The below code demonstrates two discrete random variables that are independent.


In [71]:
d20_set_one = np.random.choice(20, 10000)
d20_set_two = np.random.choice(20, 10000)
data = np.hstack((np.atleast_2d(d20_set_one).T, np.atleast_2d(d20_set_two).T))


def joint(x, y):
    mask_one = data[:, 0] == x
    masked_data = data[mask_one]
    mask_two = masked_data[:, 1] == y
    res = masked_data[mask_two]
    return res.shape[0] / 100000


def marginal_x(x):
    res = 0
    for y in range(20):
        res += joint(x, y)
    return res


def marginal_y(y):
    res = 0
    for x in range(20):
        res += joint(x, y)
    return res


independent = True

for x in range(20):
    for y in range(20):
        independent = independent and np.allclose(
            joint(x, y), marginal_x(x) * marginal_y(y), atol=0.001
        )

print("Independent?: {}".format(independent))

Independent?: True


## Section 2.3.2 Correlation and Dependence

Correlations are useful because they can indicate a predictive relationship
that can be exploited in practice. Covariance is a measure of the joint vari-
ability of two random variables.

### Section 2.3.2.1 Correlation for Random Variables

In the case of two variables $X,Y$ not independent, we often wish to see how much the two are related.

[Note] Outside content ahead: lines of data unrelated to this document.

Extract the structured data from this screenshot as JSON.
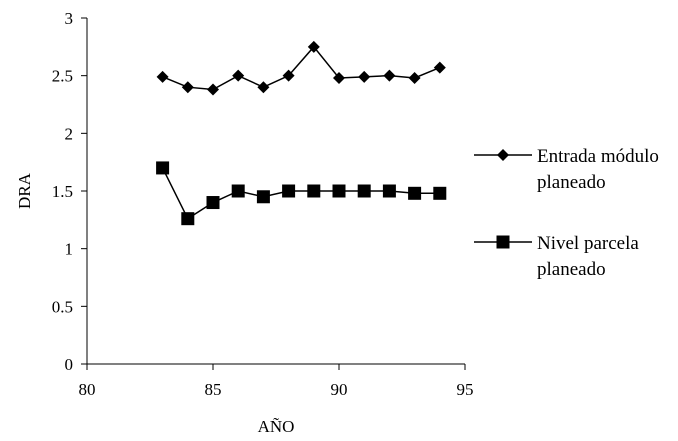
{
  "chart_data": {
    "type": "line",
    "title": "",
    "xlabel": "AÑO",
    "ylabel": "DRA",
    "xlim": [
      80,
      95
    ],
    "ylim": [
      0,
      3
    ],
    "x_ticks": [
      "80",
      "85",
      "90",
      "95"
    ],
    "y_ticks": [
      "0",
      "0.5",
      "1",
      "1.5",
      "2",
      "2.5",
      "3"
    ],
    "grid": false,
    "legend_position": "right",
    "x": [
      83,
      84,
      85,
      86,
      87,
      88,
      89,
      90,
      91,
      92,
      93,
      94
    ],
    "series": [
      {
        "name": "Entrada módulo planeado",
        "legend_lines": [
          "Entrada módulo",
          "planeado"
        ],
        "marker": "diamond",
        "color": "#000000",
        "values": [
          2.49,
          2.4,
          2.38,
          2.5,
          2.4,
          2.5,
          2.75,
          2.48,
          2.49,
          2.5,
          2.48,
          2.57
        ]
      },
      {
        "name": "Nivel parcela planeado",
        "legend_lines": [
          "Nivel parcela",
          "planeado"
        ],
        "marker": "square",
        "color": "#000000",
        "values": [
          1.7,
          1.26,
          1.4,
          1.5,
          1.45,
          1.5,
          1.5,
          1.5,
          1.5,
          1.5,
          1.48,
          1.48
        ]
      }
    ]
  }
}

In the following section, we only deal with discrete random variables, but keep in mind that the majority of the concepts directly translate to continuous random variables via use of integrals over summation.

**Definition:** The **covariance**, or measure of correlation of $X,Y$ is
$$
\text{Cov}(X,Y) = E[(X-\mu_x)(Y-\mu_y)]
$$

Notice that $\text{Cov}(X,X)=V(X)$.

**Definition:** The **correlation coeficient** of $X$ and $Y$, denoted by $\text{Corr}(X,Y), $\rho_{X,Y}$, or just $\rho$, is defined by
$$
\rho_{X,Y} = \frac{\text{Cov}(X,Y)}{\sigma_X\sigma_Y}
$$

Note that if $X,Y$ are independent, then $\rho=0$ but the reverse is not true.
Also note that this is a linear correlation measure. Not much else.

$\rho$ is also bounded by $[-1,1]$ if $Y$ is a linear combination of $X$.

Below is code for calculating the correlation coefficient in `numpy`

In [85]:
x = np.linspace(1, 100, num=100)
y = x + 2 * np.random.rand(100)

print(
    "Corellation Coefficient (expected close to 1): {}".format(np.corrcoef(x, y)[0, 1])
)

Corellation Coefficient (expected close to 1): 0.9997595641567226


### Section 2.3.2.2 Correlation For Samples

When applied to samples, the correlation coefficient is often written as $r_{xy}$ or $r$.
For paired data $\{(x_1,y_1),\dots,(x_n,y_n)\}$ we find that $r_{xy} = \frac{s_{xy}}{s_x s_y}$ where the sample covariance
$$
s_xy = \frac{1}{n-1}\sum_{i=1}^n (x_i-\overline{x})(y_i-\overline{y})
$$
and the sample standard deviation
$$
s_x = \sqrt{\frac{1}{n-1}\sum_{i=1}^n (x_i-\overline{x})^2}
$$

## Section 2.3.3.1 Random Samples

A **simple random sample** is a randomly selected subset of a population and often is used in practice.

This is because we can rarely obtain complete information about a population

**Definition:** The random variables $X_1,\dots, X_n$ are said to form a random sample of size $n$ if all $X_i$ are independent random variables and they all share the same probability distribution.

We also see that the sample random mean $E(\overline X)$ is equivalent to the population mean while the sample variance $V(\overline X)$ is the population variance divided by $n$.

### Section 2.3.3.2 Central Limit Theorem

Given the random variables $X_1,\dots, X_n$, the central limit theorem says that as $n$ increases $\overline X$ approaches a random normal distribution with mean equal to the sample mean and variance equal to the standard variance.

The approximation gets better as $n$ increases.